Thursday, January 20, 2011

Literary Blog Hop: Literary read that I can't stand

For this week's literary blog hop the people over at The Blue Bookcase have come up with a question I enjoy far more than I probably should: Discuss a work of literary merit that you hated when you were made to read it in school or university. Why did you dislike it?

I don't necessarily think of myself as a particularly negative person but when it comes to complaints I feel like I have a lot to say.  You'd think, since I work in pseudo-tech support, that I'd get all the complaining out of my system while at work.  But no.  Anyway, onto the literary part of this

Early American Lit is my least favorite literary time period.  I thought I had managed to weasel my way out of taking any early American lit classes while at college, but last minute (last semester of my final year) I needed a time period class and SURPRISE, this was the only time period available.  With the exception of the Poe stuff we read I was a fairly unhappy camper but my least favorite thing, read in this class and high school English is The Scarlet Letter by Nathanial Hawthorne. I know it's a great story, lots of symbolism, blah blah blah.  The problem is I can't appreciate it for 2 reasons: the characters annoy me so much and the story is boring.

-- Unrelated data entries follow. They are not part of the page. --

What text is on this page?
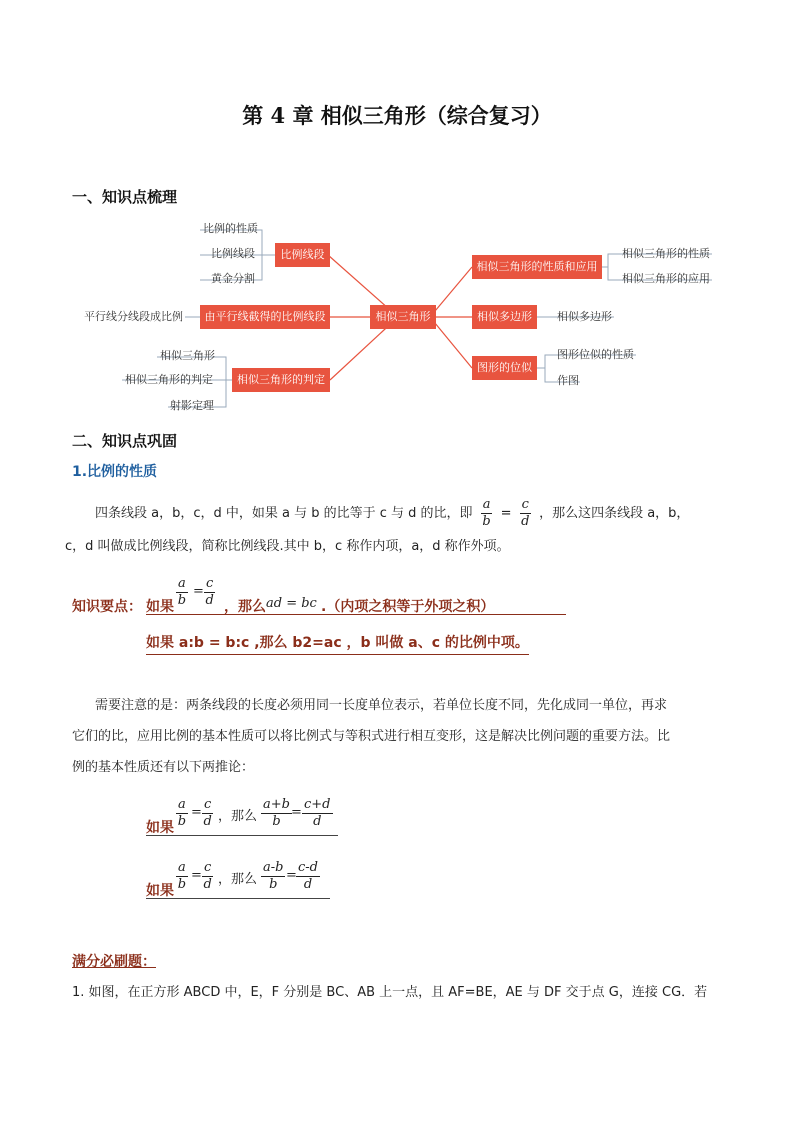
第 4 章 相似三角形（综合复习）
一、知识点梳理
相似三角形
比例线段
比例的性质
比例线段
黄金分割
由平行线截得的比例线段
平行线分线段成比例
相似三角形的判定
相似三角形
相似三角形的判定
射影定理
相似三角形的性质和应用
相似三角形的性质
相似三角形的应用
相似多边形	相似多边形
图形的位似
图形位似的性质
作图
二、知识点巩固
1.比例的性质
四条线段 a，b，c，d 中，如果 a 与 b 的比等于 c 与 d 的比，即 $\frac{a}{b} = \frac{c}{d}$ ，那么这四条线段 a，b，
c，d 叫做成比例线段，简称比例线段.其中 b，c 称作内项，a，d 称作外项。
知识要点： 如果 $\frac{a}{b} = \frac{c}{d}$ ，那么 ad = bc .（内项之积等于外项之积）
如果 a:b = b:c ,那么 b2=ac ，b 叫做 a、c 的比例中项。
需要注意的是：两条线段的长度必须用同一长度单位表示，若单位长度不同，先化成同一单位，再求
它们的比，应用比例的基本性质可以将比例式与等积式进行相互变形，这是解决比例问题的重要方法。比
例的基本性质还有以下两推论：
如果 $\frac{a}{b} = \frac{c}{d}$ ，那么 $\frac{a+b}{b} = \frac{c+d}{d}$
如果 $\frac{a}{b} = \frac{c}{d}$ ，那么 $\frac{a-b}{b} = \frac{c-d}{d}$
满分必刷题：
1. 如图，在正方形 ABCD 中，E，F 分别是 BC、AB 上一点，且 AF=BE，AE 与 DF 交于点 G，连接 CG．若
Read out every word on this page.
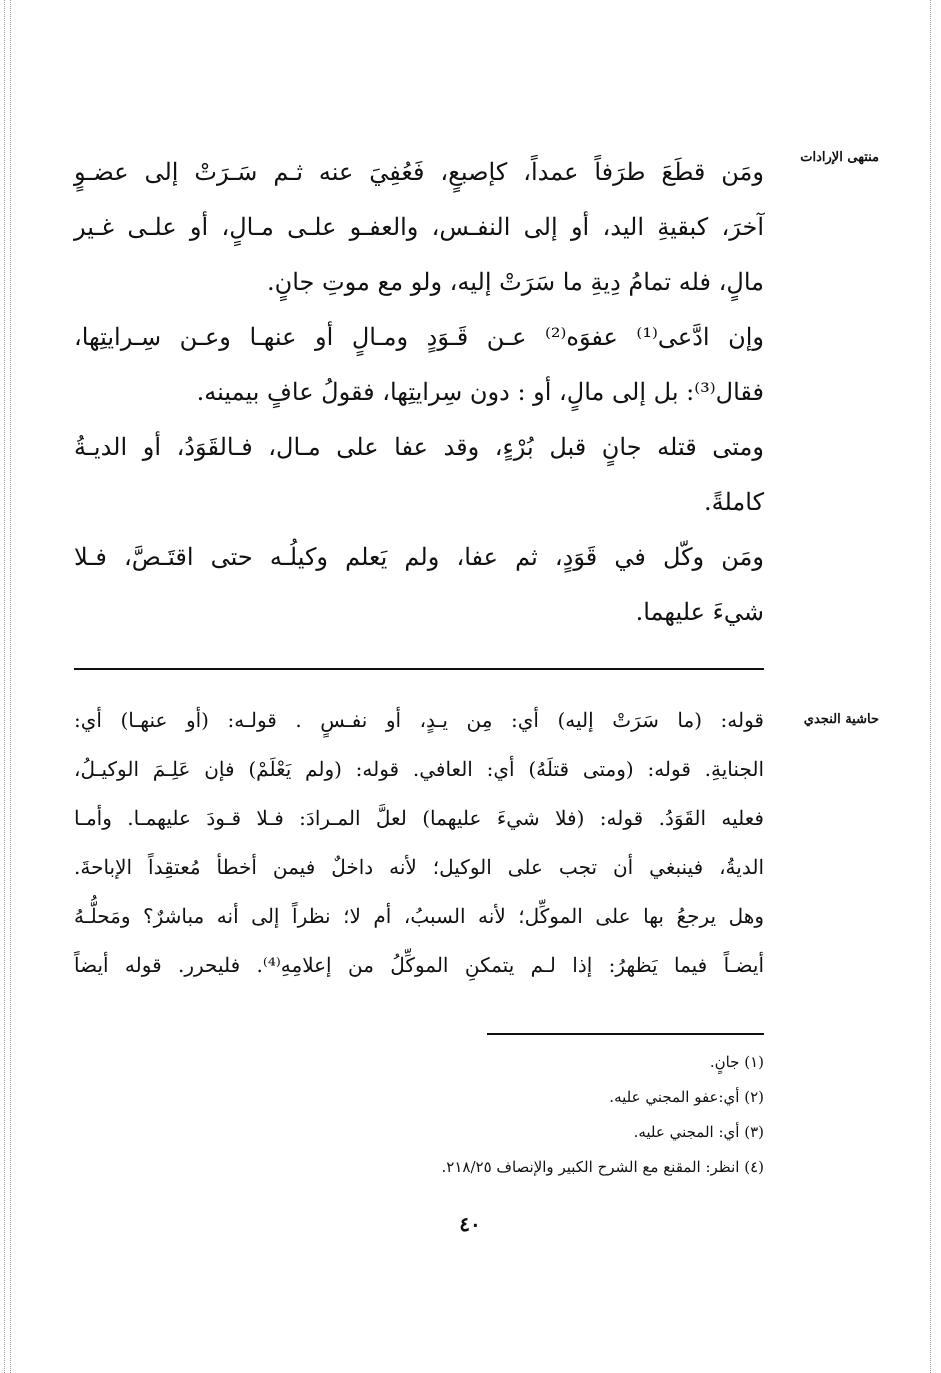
منتهى الإرادات
حاشية النجدي
ومَن قطَعَ طرَفاً عمداً، كإصبعٍ، فَعُفِيَ عنه ثـم سَـرَتْ إلى عضـوٍ
آخرَ، كبقيةِ اليد، أو إلى النفـس، والعفـو علـى مـالٍ، أو علـى غـير
مالٍ، فله تمامُ دِيةِ ما سَرَتْ إليه، ولو مع موتِ جانٍ.
وإن ادَّعى⁽¹⁾ عفوَه⁽²⁾ عـن قَـوَدٍ ومـالٍ أو عنهـا وعـن سِـرايتِها،
فقال⁽³⁾: بل إلى مالٍ، أو : دون سِرايتِها، فقولُ عافٍ بيمينه.
ومتى قتله جانٍ قبل بُرْءٍ، وقد عفا على مـال، فـالقَوَدُ، أو الديـةُ
كاملةً.
ومَن وكّل في قَوَدٍ، ثم عفا، ولم يَعلم وكيلُـه حتى اقتَـصَّ، فـلا
شيءَ عليهما.
قوله: (ما سَرَتْ إليه) أي: مِن يـدٍ، أو نفـسٍ . قولـه: (أو عنهـا) أي:
الجنايةِ. قوله: (ومتى قتلَهُ) أي: العافي. قوله: (ولم يَعْلَمْ) فإن عَلِـمَ الوكيـلُ،
فعليه القَوَدُ. قوله: (فلا شيءَ عليهما) لعلَّ المـرادَ: فـلا قـودَ عليهمـا. وأمـا
الديةُ، فينبغي أن تجب على الوكيل؛ لأنه داخلٌ فيمن أخطأ مُعتقِداً الإباحةَ.
وهل يرجعُ بها على الموكِّل؛ لأنه السببُ، أم لا؛ نظراً إلى أنه مباشرٌ؟ ومَحلُّـهُ
أيضـاً فيما يَظهرُ: إذا لـم يتمكنِ الموكِّلُ من إعلامِهِ⁽⁴⁾. فليحرر. قوله أيضاً
(١) جانٍ.
(٢) أي:عفو المجني عليه.
(٣) أي: المجني عليه.
(٤) انظر: المقنع مع الشرح الكبير والإنصاف ٢١٨/٢٥.
٤٠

Hawthorne managed to take a story filled with adultery, stifling religious beliefs and lies and yet I had trouble reading it without falling asleep.  I know this isn't the case with all of Hawthorne's writing.  I love some of his short stories, especially Young Goodman Brown and Rappaccini's Daughter.  OK, maybe "love" is too strong but I enjoyed both those stories and have read them more than once.  But The Scarlet Letter never really draws me in.  I remember I would constantly stop reading to count how many pages I have left in the chapter, book, etc.  That's never a good sign.

**Thar be spoilers**
Then there are the characters.  I just spend my time arguing with them.  I wish I could agree with Hester keeping quiet about Pearl's father's identity.  On the other hand, Dimmesdale is such a coward that I don't really see why protecting him is so necessary.  Maybe if Hawthorne had given Hester a stronger voice I wouldn't be so frustrated with the characters.  Hell, maybe that would help with my other point and the story would be more interesting.  But he didn't and thus, my points stand.
**Spoilers contained. Carry on**

What about you?  What literary work can't you stand?